Pour mesurer et cartographier la vitesse des vents, des chercheurs ont mis à profit un outil depuis longtemps utilisé par les pilotes de l'armée américaine, le GPS.

Améliorer les prises de mesure de la vitesse des vents pourrait aider les météorologues à prévoir la gravité des tempêtes et ouragans qui sévissent aux Etats-Unis. Actuellement, pour collecter leurs informations, les chercheurs utilisent une vingtaines de radiosondes attachées à de petits parachutes et larguées par avions. Chacune de ces radiosondes est à usage unique et coûte la coquette somme de 750 dollars. Des chercheurs de la Nasa ont donc repensé l'utilisation des GPS afin de récolter des informations sur la vitesse des vents de façon moins coûteuse.

Lorsqu'une onde radio provenant d'un satellite GPS frappe la surface de l'eau, 60% du signal réfléchit vers le ciel. Or, le vent qui souffle sur une étendue d'eau génère des ondes de soulèvement. Ce sont ces ondes qui intéressent les chercheurs. Les mesures sont prises par des puces réceptrices présentes dans les GPS, semblables à celles que l'on trouve dans les smartphones. Un ordinateur compare ensuite les signaux provenant directement des satellites et calcule la vitesse approximative du vent avec une précision de 5 mètres par seconde. Les données d'un ouragan de catégorie 3 sont par exemple de 55 mètres par seconde. La collecte des informations peut fonctionner en non-stop, un vrai plus. 
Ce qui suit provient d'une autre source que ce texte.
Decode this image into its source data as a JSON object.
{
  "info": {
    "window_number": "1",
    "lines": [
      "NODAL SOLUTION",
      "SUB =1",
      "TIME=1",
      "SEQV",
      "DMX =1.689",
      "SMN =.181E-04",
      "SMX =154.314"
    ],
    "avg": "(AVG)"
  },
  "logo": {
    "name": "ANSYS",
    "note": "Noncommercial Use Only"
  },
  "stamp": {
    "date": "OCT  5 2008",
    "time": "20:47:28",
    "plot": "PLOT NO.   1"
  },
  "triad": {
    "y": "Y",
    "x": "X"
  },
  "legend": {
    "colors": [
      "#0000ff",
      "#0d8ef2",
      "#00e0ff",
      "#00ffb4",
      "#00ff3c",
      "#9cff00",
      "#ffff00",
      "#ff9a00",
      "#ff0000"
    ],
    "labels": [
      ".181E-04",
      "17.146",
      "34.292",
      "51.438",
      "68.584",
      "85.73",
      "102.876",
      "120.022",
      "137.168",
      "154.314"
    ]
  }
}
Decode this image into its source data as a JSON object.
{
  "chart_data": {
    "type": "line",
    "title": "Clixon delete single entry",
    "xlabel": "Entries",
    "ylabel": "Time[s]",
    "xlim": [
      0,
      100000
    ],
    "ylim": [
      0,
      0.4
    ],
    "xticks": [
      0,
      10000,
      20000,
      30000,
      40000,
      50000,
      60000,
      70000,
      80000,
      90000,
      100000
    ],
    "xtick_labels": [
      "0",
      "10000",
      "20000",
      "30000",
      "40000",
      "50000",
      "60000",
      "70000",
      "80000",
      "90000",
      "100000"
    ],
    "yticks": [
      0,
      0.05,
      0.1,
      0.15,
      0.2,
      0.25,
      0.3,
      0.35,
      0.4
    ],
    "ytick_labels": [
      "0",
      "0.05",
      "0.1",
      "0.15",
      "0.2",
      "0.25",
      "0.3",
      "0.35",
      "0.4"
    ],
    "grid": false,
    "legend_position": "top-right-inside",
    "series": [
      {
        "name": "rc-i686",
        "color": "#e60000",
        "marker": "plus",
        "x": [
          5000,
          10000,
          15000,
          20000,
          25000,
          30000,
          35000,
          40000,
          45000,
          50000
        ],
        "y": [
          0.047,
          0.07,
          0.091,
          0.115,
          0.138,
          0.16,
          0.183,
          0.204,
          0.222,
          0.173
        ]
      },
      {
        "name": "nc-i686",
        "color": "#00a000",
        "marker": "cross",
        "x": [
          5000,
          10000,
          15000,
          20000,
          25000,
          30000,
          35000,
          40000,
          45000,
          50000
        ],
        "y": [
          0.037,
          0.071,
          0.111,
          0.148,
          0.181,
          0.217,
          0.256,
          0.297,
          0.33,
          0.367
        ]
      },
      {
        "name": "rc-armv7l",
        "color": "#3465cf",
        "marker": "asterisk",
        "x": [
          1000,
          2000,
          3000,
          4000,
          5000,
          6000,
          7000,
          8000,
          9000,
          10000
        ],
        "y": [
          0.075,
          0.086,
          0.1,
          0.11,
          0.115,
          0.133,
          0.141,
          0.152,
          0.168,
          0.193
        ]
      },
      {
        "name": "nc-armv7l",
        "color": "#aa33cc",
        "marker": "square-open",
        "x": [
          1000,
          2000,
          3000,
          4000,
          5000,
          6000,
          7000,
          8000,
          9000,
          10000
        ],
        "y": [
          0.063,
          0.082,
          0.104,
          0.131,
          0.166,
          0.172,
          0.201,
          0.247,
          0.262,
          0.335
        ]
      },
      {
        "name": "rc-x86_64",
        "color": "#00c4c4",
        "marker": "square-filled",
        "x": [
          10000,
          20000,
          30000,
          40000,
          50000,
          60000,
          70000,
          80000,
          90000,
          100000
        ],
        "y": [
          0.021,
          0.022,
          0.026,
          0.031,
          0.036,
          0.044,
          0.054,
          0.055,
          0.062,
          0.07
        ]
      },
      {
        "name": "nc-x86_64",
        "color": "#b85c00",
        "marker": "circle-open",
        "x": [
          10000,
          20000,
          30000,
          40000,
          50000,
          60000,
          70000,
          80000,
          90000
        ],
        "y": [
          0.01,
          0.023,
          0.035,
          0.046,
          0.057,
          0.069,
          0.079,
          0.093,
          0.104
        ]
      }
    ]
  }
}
"L'idée n'est pas de remplacer les radiosondes car elles sont bien plus précises que les informations GPS, mais de coupler les données recueillies pour mieux appréhender ces phénomènes météorologiques", explique Stephen Katzberg, chercheur à la NASA. Un bémol cependant, ces techniques GPS ne peuvent être utilisées que sur des étendues d'eau et non sur la terre mais les chercheurs espèrent améliorer leurs techniques et tirer profit de ces équipements. "Ces satellites coûtent des centaines de millions, voire des milliards de dollars tandis que notre système n'en coûte que quelques centaines. Nous profitons seulement de l'infrastructure qui est déjà là."